If you come to a road check point it may be a good idea to watch them for a while. Sit back in the woods and see what they do.
Now is the time to learn to do this. Don't wait until it is necessary to learn basic constellations.
In the northern hemisphere you will need to find only one star. The hardest thing for some people is to forget myths they have learned over the years about certain stars and constellations. The ones we will discuss are the North Star, Big Dipper, Little Dipper, Cassiopea, and the Southern Cross. Many people if asked to find ANY constellation will point to the Pleides and call it the little dipper. If you don't know the difference, get a star chart and find these constellations.
The North Star is important because it never moves. It is always in the same place -- the north sky. It is the very end of the handle of the little dipper. You can find it this way, or if the dipper is below the horizon, locate it by using the big dipper.
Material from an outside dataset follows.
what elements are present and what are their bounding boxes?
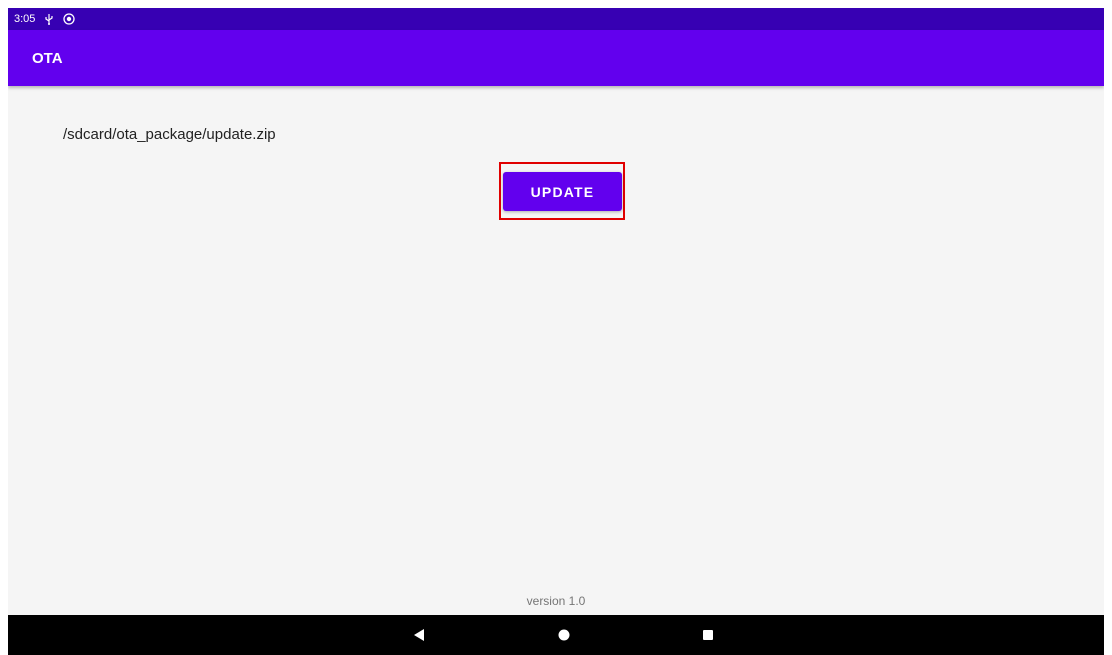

Measure the distance between the two stars that form the end of the 'pan' Now draw a straight line through those two stars. Measure along that line 5 times the thickness of the pan. That is where the North or Pole star is located. To check your work, if you are close to 30 degrees latitude, the north star should be three hand widths above the horizon. The farther north you go, the higher it will be in the sky. On the north pole, it would be almost over head. Near the equator it is invisible, and it's location must be approximated by looking for the big dipper or cassiopeia.
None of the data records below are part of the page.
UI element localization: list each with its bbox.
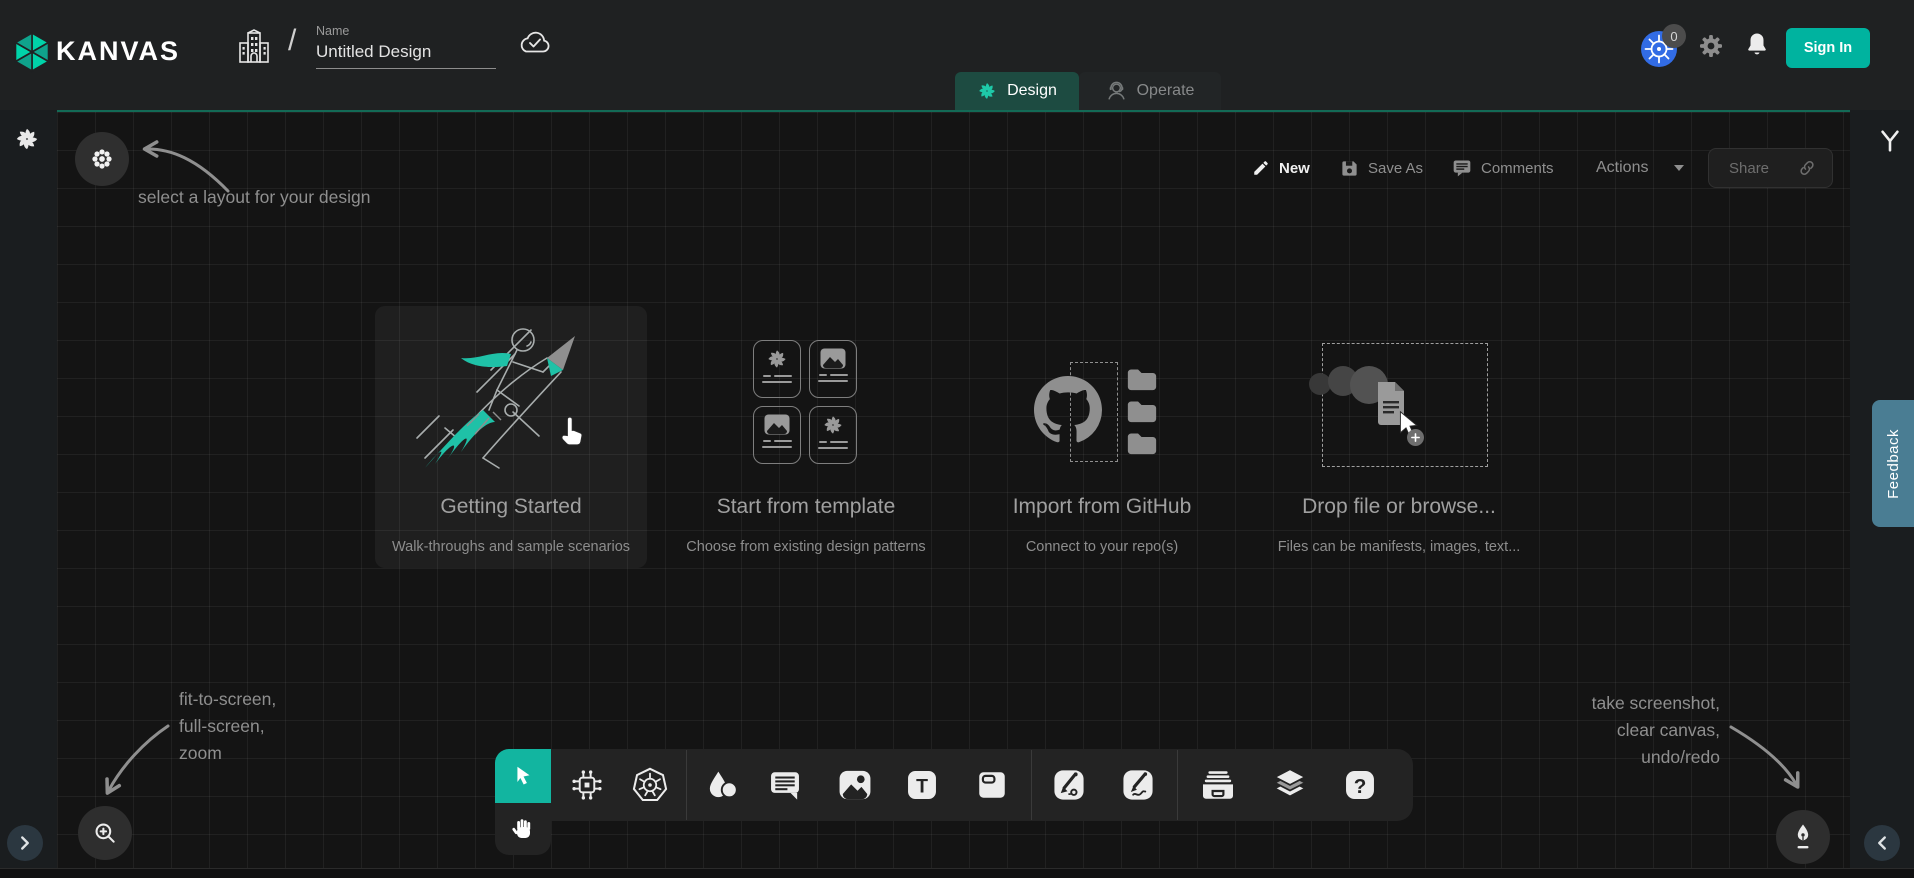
- sign-in-button[interactable]: Sign In: [1786, 28, 1870, 68]
- operate-headset-icon: [1106, 81, 1127, 102]
- comments-icon: [1452, 158, 1472, 178]
- rocket-illustration: [395, 316, 627, 488]
- drop-card-subtitle: Files can be manifests, images, text...: [1269, 539, 1529, 555]
- layout-flower-icon: [89, 146, 115, 172]
- hand-tool-icon: [510, 816, 536, 842]
- new-design-button[interactable]: New: [1252, 150, 1310, 186]
- template-tile: [809, 340, 857, 398]
- screenshot-pen-button[interactable]: [1776, 810, 1830, 864]
- select-arrow-icon: [510, 763, 536, 789]
- feedback-label: Feedback: [1885, 429, 1902, 499]
- kanvas-app: KANVAS / Name: [0, 0, 1914, 878]
- notifications-bell-icon[interactable]: [1745, 31, 1769, 57]
- breadcrumb-separator: /: [288, 24, 296, 58]
- pencil-new-icon: [1252, 159, 1270, 177]
- share-button[interactable]: Share: [1708, 148, 1833, 188]
- layers-tool[interactable]: [1272, 767, 1308, 803]
- pen-nib-icon: [1790, 823, 1816, 851]
- app-header: KANVAS / Name: [0, 0, 1914, 110]
- github-octocat-icon[interactable]: [1034, 376, 1102, 444]
- help-tool-glyph: ?: [1354, 775, 1367, 798]
- tab-design[interactable]: Design: [955, 72, 1079, 110]
- layout-hint-text: select a layout for your design: [138, 184, 371, 211]
- pen-tool[interactable]: [1051, 767, 1087, 803]
- drawer-tool[interactable]: [1200, 767, 1236, 803]
- kanvas-logo-icon[interactable]: [12, 30, 52, 74]
- iris-panel-icon[interactable]: [14, 126, 40, 152]
- collapse-right-panel-button[interactable]: [1864, 825, 1900, 861]
- mode-tabs: Design Operate: [955, 72, 1221, 110]
- shapes-tool[interactable]: [704, 767, 740, 803]
- save-icon: [1340, 159, 1359, 178]
- tab-operate[interactable]: Operate: [1079, 72, 1221, 110]
- image-tool[interactable]: [837, 767, 873, 803]
- template-card-title[interactable]: Start from template: [706, 495, 906, 519]
- repo-folder-icon: [1126, 399, 1158, 423]
- text-tool[interactable]: T: [904, 767, 940, 803]
- template-card-subtitle: Choose from existing design patterns: [686, 539, 926, 555]
- comment-tool[interactable]: [767, 767, 803, 803]
- components-tool[interactable]: [569, 767, 605, 803]
- bottom-strip: [0, 868, 1914, 878]
- slingshot-y-icon[interactable]: [1878, 128, 1902, 154]
- github-card-subtitle: Connect to your repo(s): [1002, 539, 1202, 555]
- iris-icon: [822, 414, 844, 436]
- getting-started-subtitle: Walk-throughs and sample scenarios: [360, 539, 662, 555]
- tab-design-label: Design: [1007, 82, 1057, 100]
- share-label: Share: [1729, 160, 1769, 177]
- toolbar-divider: [1031, 750, 1032, 820]
- image-icon: [764, 414, 790, 435]
- drop-card-title[interactable]: Drop file or browse...: [1289, 495, 1509, 519]
- actions-label: Actions: [1596, 159, 1648, 177]
- text-tool-glyph: T: [916, 775, 928, 797]
- getting-started-title: Getting Started: [375, 495, 647, 519]
- feedback-tab[interactable]: Feedback: [1872, 400, 1914, 527]
- save-as-label: Save As: [1368, 160, 1423, 177]
- credits-badge: 0: [1662, 24, 1686, 48]
- expand-left-panel-button[interactable]: [7, 825, 43, 861]
- template-tile: [753, 340, 801, 398]
- note-tool[interactable]: [974, 767, 1010, 803]
- toolbar-divider: [686, 750, 687, 820]
- add-plus-badge: [1407, 429, 1424, 446]
- help-tool[interactable]: ?: [1342, 767, 1378, 803]
- left-rail: [0, 110, 57, 868]
- save-as-button[interactable]: Save As: [1340, 150, 1423, 186]
- actions-dropdown[interactable]: Actions: [1596, 150, 1685, 186]
- screenshot-hint-text: take screenshot, clear canvas, undo/redo: [1540, 690, 1720, 771]
- chevron-left-icon: [1871, 832, 1893, 854]
- new-label: New: [1279, 160, 1310, 177]
- design-name-label: Name: [316, 24, 349, 38]
- comments-label: Comments: [1481, 160, 1554, 177]
- iris-icon: [766, 348, 788, 370]
- zoom-button[interactable]: [78, 806, 132, 860]
- template-tile: [809, 406, 857, 464]
- repo-folder-icon: [1126, 431, 1158, 455]
- tab-operate-label: Operate: [1137, 82, 1195, 100]
- chevron-right-icon: [14, 832, 36, 854]
- image-icon: [820, 348, 846, 369]
- pencil-tool[interactable]: [1120, 767, 1156, 803]
- github-card-title[interactable]: Import from GitHub: [1002, 495, 1202, 519]
- layout-picker-button[interactable]: [75, 132, 129, 186]
- settings-gear-icon[interactable]: [1698, 33, 1724, 59]
- toolbar-divider: [1177, 750, 1178, 820]
- chevron-down-icon: [1673, 164, 1685, 172]
- organization-icon[interactable]: [236, 28, 272, 66]
- design-name-input[interactable]: [316, 40, 496, 69]
- cloud-saved-icon: [518, 30, 552, 56]
- brand-title: KANVAS: [56, 36, 180, 67]
- hand-cursor-icon: [556, 416, 586, 452]
- repo-folder-icon: [1126, 367, 1158, 391]
- design-iris-icon: [977, 81, 997, 101]
- zoom-hint-text: fit-to-screen, full-screen, zoom: [179, 686, 276, 767]
- comments-button[interactable]: Comments: [1452, 150, 1554, 186]
- magnifier-plus-icon: [92, 820, 118, 846]
- pan-tool[interactable]: [495, 803, 551, 855]
- kubernetes-tool[interactable]: [632, 767, 668, 803]
- template-preview-tiles[interactable]: [753, 340, 859, 464]
- share-link-icon: [1798, 159, 1816, 177]
- template-tile: [753, 406, 801, 464]
- select-tool[interactable]: [495, 749, 551, 803]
In the southern hemisphere, you can find due south by looking for the southern cross. It rotates around the south pole. If you draw a line from the top of the cross straight through the bottom and on across the sky, the line will pass through a due south point. Remember this, if you are about -30 degrees latitude, the imaginary 'South Star' will about 3 hand widths above the horizon. There is no southern pole star.
Take a stick and push it into the ground straight up. Place small rock on the tip of the shadow that is cast. Wait about 20 minutes and place another small rock on the tip of the 'new' shadow. Now draw a straight line between the two rocks. This line points east - west. Stand with your left toe on the first rock and your right toe on the second. You are facing north. Think of it this way -- if the sun moves from east to west, then the shadow moves from west to east, right?
Take a small stick, pencil or something in the fold between your thumb and hand. Hold your palm up and flat. Tilt the stick about 15 degrees toward the center of your hand. Face due east. Look at the point on your hand where the shadow falls. Divide the hand into 12 hours, starting at the wrist and moving clockwise around to your index finger, 12:00 noon being about where your little finger meets your hand.
The place where the shadow falls is the time of day.